I was diagnosed with osteoporosis this summer (-2.5), and I was disappointed to see that number. It was my third DEXA scan over the last 10 years following removal of my thyroid for thyroid cancer and subsequent thyroid replacement therapy, and I've watched a continuing decrease in bone density in spite of taking calcium and exercising. It is believed that my bone loss can be attributed to the thyroid medication over the past 18 years which was kept at high levels to avoid recurrence of cancer. I am 58. I would like to follow a more natural treatment route for now so I've increased my supplements by taking a bone builder with calcium, magnesium, K, and D along with halting all caffeine and alcohol which, honestly, is more difficult than I wish to admit because I enjoy both. I've exercised all my life with running, aerobics, Pilates, etc., but have now significantly increased weight training. I am looking forward to reading about other's journeys. I am grateful for this community's presence.
New to this group and looking to learn - American Bone Hea...
New to this group and looking to learn
I've just been diagnosed and have been on thyroid meds for at least 12 years. I've been trying to figure out why I have this condition as I have been a jogger for 30 years and lifted weights 3 times a week for the last 15 years. I thought I was healthy! It has to be the thyroid medication. I am beyond scared. I'm trying to get in with a rheumatologist right away but now every time I take my thyroid meds, I feel like I'm killing myself! I wonder if there's any other way to regulate my thyroid.
It could be the thyroid medicine. From what I understand, it depends on the level of medication. My TSH was kept at an over-suppressed level by giving me a higher dose of replacement in order to keep any potential cancer from coming back.

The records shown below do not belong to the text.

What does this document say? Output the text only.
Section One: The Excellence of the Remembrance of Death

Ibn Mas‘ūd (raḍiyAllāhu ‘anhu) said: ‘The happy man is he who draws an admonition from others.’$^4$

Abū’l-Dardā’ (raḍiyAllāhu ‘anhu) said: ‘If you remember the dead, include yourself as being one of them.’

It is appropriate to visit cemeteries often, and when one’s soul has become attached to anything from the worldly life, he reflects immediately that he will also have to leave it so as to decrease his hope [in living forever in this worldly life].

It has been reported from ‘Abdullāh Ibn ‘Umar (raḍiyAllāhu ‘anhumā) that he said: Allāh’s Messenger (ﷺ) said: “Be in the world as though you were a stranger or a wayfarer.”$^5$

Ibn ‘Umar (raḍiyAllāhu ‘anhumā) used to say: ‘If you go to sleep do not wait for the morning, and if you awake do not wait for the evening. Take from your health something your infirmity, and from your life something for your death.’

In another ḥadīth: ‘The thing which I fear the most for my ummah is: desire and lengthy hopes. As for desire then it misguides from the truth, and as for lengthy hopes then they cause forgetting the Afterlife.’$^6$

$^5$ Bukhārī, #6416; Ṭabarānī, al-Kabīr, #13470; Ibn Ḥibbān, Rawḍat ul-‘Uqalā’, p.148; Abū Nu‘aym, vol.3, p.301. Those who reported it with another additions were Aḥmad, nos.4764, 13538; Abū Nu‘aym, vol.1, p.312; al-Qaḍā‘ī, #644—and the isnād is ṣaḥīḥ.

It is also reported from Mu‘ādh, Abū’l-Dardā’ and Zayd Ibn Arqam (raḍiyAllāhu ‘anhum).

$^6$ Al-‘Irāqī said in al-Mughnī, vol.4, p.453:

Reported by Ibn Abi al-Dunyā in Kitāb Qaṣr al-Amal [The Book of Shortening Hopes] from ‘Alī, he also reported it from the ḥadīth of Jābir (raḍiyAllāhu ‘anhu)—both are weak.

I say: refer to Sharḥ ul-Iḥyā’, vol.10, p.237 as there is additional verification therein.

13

Apparently that philosophy of treatment has changed now, but likely for me the damage was done. Now I am trying to reverse it with an "appropriate" thyroid dose. Hopefully you can learn if your TSH level is in the correct range. Seeing an endocrinologist will give you the best focus on your thyroid.
I have hypothyriodism and have been taking 75 mcg of levothyroxine daily since 2017 and in 2019 I was diagnosed with osteoporosis. I've always had an active lifestyle, healthy weight, and good diet. Recently, I've started doing a good amount of research on diet and exercise to see what I can do to improve my bones.
A few weeks ago there was an online osteoporosis forum. One of the speakers a was Dr. Terry Wahls. Dr. Wahls was extremely healthy, ate a vegetarian diet, and during medical school, when they did DEXA scans she had above average bone density.
Then she was diagnosed with MS, ended up in a wheelchair, and the outlook was not good. She started doing her own research and by tweaking her diet, a lot--she now eats meat--she has been able to halt her MS. She no longer needs a wheelchair and she's even done a 30 mile bike ride.
I'm reading her book, The Wahls Protocol. One thing she talks about is adding seaweed to your diet and she specifically states that if you have a thyroid issue, you need to discuss adding seaweed to your diet with your doctor because they will need to watch your thyroid levels and possibly reduce your meds. I haven't added seaweed to my diet yet but I do intend to ask my endocrinologist about this.
Thanks for the resource! It must be something with the iodine in seaweed, I would think, but I'll look into it as well.
ksblack519, look into adding boron and delta tocotrienol for your osteoporosis.
Thanks Pte82! I am aware of boron but am not familiar with the delta tocotrienol - I'll definitely look into that.
ksblack519, these links provide additional info about them, take note of the relation between tocotrienol and tocopherols.
Sounds like you have been working hard to improve your health. How much Vitamin K2 is in your supplement?
I’m taking Thorne 3-K Complete supplement which has 6090 mcg per capsule of K2 as MK-4 and MK-7 and just a bit of K1.
I don't really understand that measurement, as mk 4 and mk 7 are very different, the first usually measured in mg and the other in mcg, but it sounds like you're getting enough! Usually we don't need K1 supplements as it's in our food. My supplement is 100 mcg mk-7 twice a day. Presumably, as you have other, longstanding issues, your parathyroid function (which has nothing to do with the thyroid except its position in the bbody) has been checked?
You are right about the mk4 and mk7 differences. In my supplement the breakdown is 5 mg of mk4 and 90 mcg of mk7 a day - the total vitamin K is 6,090 mcg - how they got to that, I don't know! Anyway, I appreciate your comments. I have not had my parathyroid checked in a long time and I will inquire about that. Thanks!